DOE Announces Intent to Release $13 Million to Support Community Geothermal Projects
Expected Funding Opportunity Will Facilitate Community-Scale Geothermal Heating and Cooling Systems that Can Cut Emissions, Reduce Energy Burden, Boost Resilience
Heating and cooling represent significant energy needs for American homes and businesses—for instance, more than half of U.S. home energy use is for heating—and contribute to greenhouse gas emissions through the direct use of fossil fuels and electricity use. To help reduce energy burden—the percentage of gross household income spent on energy costs—and fossil fuel dependence for American communities, the U.S. Department of Energy (DOE) intends to issue the Community Geothermal Heating and Cooling Design and Deployment Funding Opportunity Announcement (FOA).
Geothermal district heating and cooling systems use geothermal energy to provide climate control to buildings, including residences and businesses, through an underground distribution network. Such systems are relatively common outside the United States, but have a comparably small presence domestically. The intended FOA will support community coalitions with community, workforce, design/analysis, and deployment expertise to implement such systems.
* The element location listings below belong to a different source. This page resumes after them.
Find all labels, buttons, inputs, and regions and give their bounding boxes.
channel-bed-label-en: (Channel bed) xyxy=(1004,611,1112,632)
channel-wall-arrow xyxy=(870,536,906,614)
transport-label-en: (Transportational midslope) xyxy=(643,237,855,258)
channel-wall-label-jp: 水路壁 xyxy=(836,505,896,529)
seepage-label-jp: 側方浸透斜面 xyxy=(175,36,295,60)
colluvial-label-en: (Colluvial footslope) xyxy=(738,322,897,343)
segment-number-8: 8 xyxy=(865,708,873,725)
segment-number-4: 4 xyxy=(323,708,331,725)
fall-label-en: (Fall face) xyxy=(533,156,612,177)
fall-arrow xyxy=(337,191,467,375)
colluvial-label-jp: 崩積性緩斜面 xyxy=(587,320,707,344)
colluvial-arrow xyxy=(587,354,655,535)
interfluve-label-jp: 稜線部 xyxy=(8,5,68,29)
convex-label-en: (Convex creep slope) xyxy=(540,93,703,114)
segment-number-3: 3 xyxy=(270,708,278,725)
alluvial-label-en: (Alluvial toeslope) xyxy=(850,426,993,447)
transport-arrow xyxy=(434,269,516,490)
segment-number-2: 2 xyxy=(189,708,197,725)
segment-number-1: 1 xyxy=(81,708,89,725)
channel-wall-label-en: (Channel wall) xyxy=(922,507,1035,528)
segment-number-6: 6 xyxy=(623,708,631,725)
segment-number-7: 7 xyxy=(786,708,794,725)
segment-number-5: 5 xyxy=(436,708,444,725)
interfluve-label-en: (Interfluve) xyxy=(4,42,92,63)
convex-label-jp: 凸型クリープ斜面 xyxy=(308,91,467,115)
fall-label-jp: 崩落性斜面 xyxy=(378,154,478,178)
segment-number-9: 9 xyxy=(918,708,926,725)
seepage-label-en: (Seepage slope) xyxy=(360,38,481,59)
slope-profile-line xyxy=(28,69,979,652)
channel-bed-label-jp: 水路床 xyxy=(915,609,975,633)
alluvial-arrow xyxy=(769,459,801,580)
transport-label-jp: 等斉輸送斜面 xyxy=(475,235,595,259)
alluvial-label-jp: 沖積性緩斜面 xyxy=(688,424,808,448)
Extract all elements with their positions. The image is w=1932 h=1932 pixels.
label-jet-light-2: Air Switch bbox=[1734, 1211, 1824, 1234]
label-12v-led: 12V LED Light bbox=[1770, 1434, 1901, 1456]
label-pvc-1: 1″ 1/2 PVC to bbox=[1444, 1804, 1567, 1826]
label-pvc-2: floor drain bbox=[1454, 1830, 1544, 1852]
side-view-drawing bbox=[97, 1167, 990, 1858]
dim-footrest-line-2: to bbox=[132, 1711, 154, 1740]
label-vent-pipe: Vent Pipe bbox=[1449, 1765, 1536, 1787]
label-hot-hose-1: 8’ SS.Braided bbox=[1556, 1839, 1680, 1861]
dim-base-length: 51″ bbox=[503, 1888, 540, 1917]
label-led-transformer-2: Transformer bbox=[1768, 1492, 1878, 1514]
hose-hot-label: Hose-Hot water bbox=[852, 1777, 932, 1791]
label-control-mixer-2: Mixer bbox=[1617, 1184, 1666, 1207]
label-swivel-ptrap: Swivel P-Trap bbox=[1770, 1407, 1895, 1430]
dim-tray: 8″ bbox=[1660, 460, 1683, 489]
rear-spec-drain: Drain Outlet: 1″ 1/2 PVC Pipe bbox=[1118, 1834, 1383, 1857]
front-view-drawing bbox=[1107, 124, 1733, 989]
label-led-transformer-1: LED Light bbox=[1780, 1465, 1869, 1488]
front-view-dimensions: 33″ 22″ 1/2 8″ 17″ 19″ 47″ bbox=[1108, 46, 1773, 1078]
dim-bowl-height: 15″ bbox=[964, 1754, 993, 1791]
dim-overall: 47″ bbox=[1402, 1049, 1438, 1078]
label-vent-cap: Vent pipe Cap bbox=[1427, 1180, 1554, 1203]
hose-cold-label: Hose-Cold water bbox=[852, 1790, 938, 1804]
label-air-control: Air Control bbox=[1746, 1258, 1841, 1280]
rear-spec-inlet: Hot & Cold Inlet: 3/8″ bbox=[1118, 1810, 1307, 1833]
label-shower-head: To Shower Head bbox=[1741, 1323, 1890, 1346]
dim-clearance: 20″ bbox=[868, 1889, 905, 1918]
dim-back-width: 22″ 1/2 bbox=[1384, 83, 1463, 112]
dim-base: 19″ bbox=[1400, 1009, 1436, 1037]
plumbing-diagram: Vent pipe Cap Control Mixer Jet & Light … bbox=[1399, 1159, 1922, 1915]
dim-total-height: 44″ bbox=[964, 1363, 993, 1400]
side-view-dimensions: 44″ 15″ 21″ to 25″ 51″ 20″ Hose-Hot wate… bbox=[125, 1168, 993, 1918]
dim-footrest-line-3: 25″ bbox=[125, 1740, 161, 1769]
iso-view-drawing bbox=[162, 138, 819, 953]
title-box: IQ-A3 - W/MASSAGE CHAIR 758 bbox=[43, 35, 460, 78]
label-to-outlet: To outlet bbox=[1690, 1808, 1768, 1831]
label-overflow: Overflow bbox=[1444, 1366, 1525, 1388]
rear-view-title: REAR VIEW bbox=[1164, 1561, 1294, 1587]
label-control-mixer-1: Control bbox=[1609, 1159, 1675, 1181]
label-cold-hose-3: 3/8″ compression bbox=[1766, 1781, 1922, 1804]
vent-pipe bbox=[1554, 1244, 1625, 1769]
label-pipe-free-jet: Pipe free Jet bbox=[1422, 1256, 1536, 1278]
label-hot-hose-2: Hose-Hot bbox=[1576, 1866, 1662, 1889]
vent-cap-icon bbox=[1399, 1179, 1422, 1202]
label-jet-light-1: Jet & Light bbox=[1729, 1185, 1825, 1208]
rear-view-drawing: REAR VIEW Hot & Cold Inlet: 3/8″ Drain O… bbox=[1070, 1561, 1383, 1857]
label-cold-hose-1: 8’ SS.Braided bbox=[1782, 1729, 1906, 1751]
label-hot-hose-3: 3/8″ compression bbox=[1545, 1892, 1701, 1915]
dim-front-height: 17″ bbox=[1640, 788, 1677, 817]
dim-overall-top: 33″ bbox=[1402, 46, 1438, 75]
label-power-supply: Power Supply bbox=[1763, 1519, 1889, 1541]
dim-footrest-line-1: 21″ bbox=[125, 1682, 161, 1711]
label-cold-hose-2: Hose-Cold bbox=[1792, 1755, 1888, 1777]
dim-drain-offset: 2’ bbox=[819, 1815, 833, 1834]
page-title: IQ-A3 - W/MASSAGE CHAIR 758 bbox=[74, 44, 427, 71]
“By enabling communities to design and deploy community-scale geothermal heating and cooling systems, we can expand equitable energy access and foster greater local participation in the energy transition,” said Principal Deputy Assistant Secretary for Energy Efficiency and Renewable Energy Kelly Speakes-Backman. “Wider adoption of these systems can go a long way in decarbonizing the building and electricity sectors and support the Biden Administration’s goal of reaching net-zero emissions by 2050.”